9. A factor that would influence the level of remission in cases where there is a one year only deferral of tax would be if, in addition to a deferral of tax, there has been an amount of tax avoided because of a reduction in the rates of the tax between the two years in question. In general, a remission of the prescribed penalty in respect of that part of a tax shortfall that represents the amount of tax that would have been permanently avoided because of the change of rates would not be warranted.
10. At the other end of the spectrum are cases where the taxpayer's treatment of an item in effect amounts to a permanent deferral of income, such as cases involving trading stock valuations, reserves and provisions. Such cases would not generally warrant concessional treatment, but would be subject to the normal rates of penalty prescribed in the shortfall sections.
(ii) Income disclosed in another taxpayer's return in the same year of income
11. Where, in the correct tax year, income of a taxpayer has been incorrectly included by another taxpayer, and in overall terms no tax has been avoided, for example, because the same rates of tax apply to the assessments in question, then any additional tax attracted because of the first taxpayer's tax shortfall should be fully remitted.

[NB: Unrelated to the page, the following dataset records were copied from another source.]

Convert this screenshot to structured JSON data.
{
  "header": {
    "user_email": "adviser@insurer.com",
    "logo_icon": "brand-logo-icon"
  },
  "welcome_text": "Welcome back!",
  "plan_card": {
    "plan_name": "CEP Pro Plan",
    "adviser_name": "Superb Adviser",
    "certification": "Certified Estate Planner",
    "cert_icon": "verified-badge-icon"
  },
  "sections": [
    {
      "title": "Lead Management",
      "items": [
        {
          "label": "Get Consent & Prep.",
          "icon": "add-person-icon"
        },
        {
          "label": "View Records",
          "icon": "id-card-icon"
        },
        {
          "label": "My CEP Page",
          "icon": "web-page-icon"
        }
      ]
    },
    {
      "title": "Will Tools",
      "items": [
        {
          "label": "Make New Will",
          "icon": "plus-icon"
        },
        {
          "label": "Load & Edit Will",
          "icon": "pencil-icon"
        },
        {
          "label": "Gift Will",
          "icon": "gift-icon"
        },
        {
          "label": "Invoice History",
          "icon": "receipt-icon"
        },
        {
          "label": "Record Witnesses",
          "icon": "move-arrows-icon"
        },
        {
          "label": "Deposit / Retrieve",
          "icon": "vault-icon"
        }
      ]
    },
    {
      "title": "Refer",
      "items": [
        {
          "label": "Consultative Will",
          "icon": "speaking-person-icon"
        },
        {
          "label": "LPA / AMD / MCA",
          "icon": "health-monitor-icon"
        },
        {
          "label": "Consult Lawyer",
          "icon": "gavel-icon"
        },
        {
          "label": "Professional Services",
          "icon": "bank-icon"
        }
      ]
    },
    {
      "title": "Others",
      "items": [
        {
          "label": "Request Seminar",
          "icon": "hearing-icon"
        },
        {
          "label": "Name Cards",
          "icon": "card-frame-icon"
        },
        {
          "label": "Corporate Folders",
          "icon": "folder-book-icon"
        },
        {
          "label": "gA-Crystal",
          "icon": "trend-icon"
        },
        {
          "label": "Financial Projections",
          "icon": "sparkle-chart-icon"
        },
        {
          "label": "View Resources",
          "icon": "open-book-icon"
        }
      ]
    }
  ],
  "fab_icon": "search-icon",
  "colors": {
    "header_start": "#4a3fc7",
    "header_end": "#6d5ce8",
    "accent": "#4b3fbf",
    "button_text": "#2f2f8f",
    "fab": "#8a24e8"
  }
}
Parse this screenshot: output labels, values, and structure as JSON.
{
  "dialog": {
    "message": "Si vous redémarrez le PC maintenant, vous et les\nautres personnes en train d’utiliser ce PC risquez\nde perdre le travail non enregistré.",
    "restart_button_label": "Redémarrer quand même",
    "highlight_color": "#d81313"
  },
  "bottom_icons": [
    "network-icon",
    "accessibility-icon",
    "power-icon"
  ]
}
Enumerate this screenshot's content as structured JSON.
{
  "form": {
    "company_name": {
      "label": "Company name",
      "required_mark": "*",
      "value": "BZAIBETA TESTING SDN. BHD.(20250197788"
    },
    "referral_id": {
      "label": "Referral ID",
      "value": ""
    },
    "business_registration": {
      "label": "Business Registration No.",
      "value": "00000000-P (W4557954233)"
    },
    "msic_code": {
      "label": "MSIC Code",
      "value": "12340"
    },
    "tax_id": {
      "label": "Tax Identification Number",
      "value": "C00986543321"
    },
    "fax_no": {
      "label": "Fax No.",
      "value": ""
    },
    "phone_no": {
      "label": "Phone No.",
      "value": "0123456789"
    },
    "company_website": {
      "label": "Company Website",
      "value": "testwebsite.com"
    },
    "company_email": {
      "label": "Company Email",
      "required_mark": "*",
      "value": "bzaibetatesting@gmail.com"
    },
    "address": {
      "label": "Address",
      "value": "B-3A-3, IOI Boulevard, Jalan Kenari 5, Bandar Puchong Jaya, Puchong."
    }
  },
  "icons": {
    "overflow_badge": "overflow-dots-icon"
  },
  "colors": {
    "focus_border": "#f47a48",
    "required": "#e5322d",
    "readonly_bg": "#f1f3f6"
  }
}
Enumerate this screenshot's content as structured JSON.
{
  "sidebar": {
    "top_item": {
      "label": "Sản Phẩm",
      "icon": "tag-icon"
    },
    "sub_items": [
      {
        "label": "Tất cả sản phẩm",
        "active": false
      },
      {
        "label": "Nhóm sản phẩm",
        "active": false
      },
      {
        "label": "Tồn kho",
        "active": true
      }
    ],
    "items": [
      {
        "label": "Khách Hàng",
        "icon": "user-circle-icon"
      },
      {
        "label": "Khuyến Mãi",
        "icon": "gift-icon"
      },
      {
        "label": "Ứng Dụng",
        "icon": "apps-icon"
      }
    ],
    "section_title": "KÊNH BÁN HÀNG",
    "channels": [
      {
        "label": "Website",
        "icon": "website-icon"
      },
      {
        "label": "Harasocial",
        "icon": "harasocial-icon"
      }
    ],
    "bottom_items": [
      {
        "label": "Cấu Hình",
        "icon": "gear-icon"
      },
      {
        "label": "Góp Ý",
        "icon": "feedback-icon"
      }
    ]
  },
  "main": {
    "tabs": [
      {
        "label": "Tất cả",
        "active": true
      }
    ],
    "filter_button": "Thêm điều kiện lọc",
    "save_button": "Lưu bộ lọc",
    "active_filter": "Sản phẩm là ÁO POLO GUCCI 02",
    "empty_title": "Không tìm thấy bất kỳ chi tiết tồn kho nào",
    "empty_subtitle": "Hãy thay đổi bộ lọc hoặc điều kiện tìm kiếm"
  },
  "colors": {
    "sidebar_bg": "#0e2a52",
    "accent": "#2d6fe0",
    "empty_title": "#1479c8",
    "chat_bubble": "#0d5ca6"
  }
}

12. In similar circumstances, but where some tax has been avoided in overall terms, for example, because of differing tax rates between the two taxpayers, then any additional tax attracted should be remitted so that the penalty is effectively only imposed on the net tax avoided in overall terms.
Date of effect
13. This Ruling applies where the Commissioner's discretion under subsection 227(3) to remit penalty attracted under a shortfall section is exercised after the date on which this Ruling is issued in respect of the 1992-93 income year and substituted accounting periods.
14. The shortfall sections provide for specific rates of penalty for breaches of certain set standards. This replaces the former system where penalty was attracted at a rate of 200% and remitted at the discretion of the Commissioner in virtually every case to provide a rate of penalty commensurate with the culpability of the taxpayer's behaviour (see Taxation Ruling IT 2517).
15. The new system specifies the penalties attracted for specific kinds of behaviour, and does not contemplate for most cases a further reduction from the rates set in the legislation. A major objective of the new penalties is to promote certainty in respect of the rates of penalty attracted and that objective would be compromised if the specified rates were regularly remitted.
16. However, the new system does recognise, through the remission power, that there will be certain exceptional cases where the penalty standards or the rates of penalty prescribed, if applied rigidly, may provide an unintended or unjust result. The discretion to remit penalties otherwise attracted should accordingly be administered in a fashion which ensures that the objectives of the new penalty system are achieved, but without causing oppressive results. For example, penalty otherwise attracted under a shortfall section in respect of a year of income will generally be remitted in full if the law is changed retrospectively after the taxpayer has lodged a return for the year(s) affected by the retrospective changes.
17. While this Ruling provides guidelines as to when the discretion to remit penalties should be exercised, officers should treat each case individually and make a decision based on the merits of the particular case.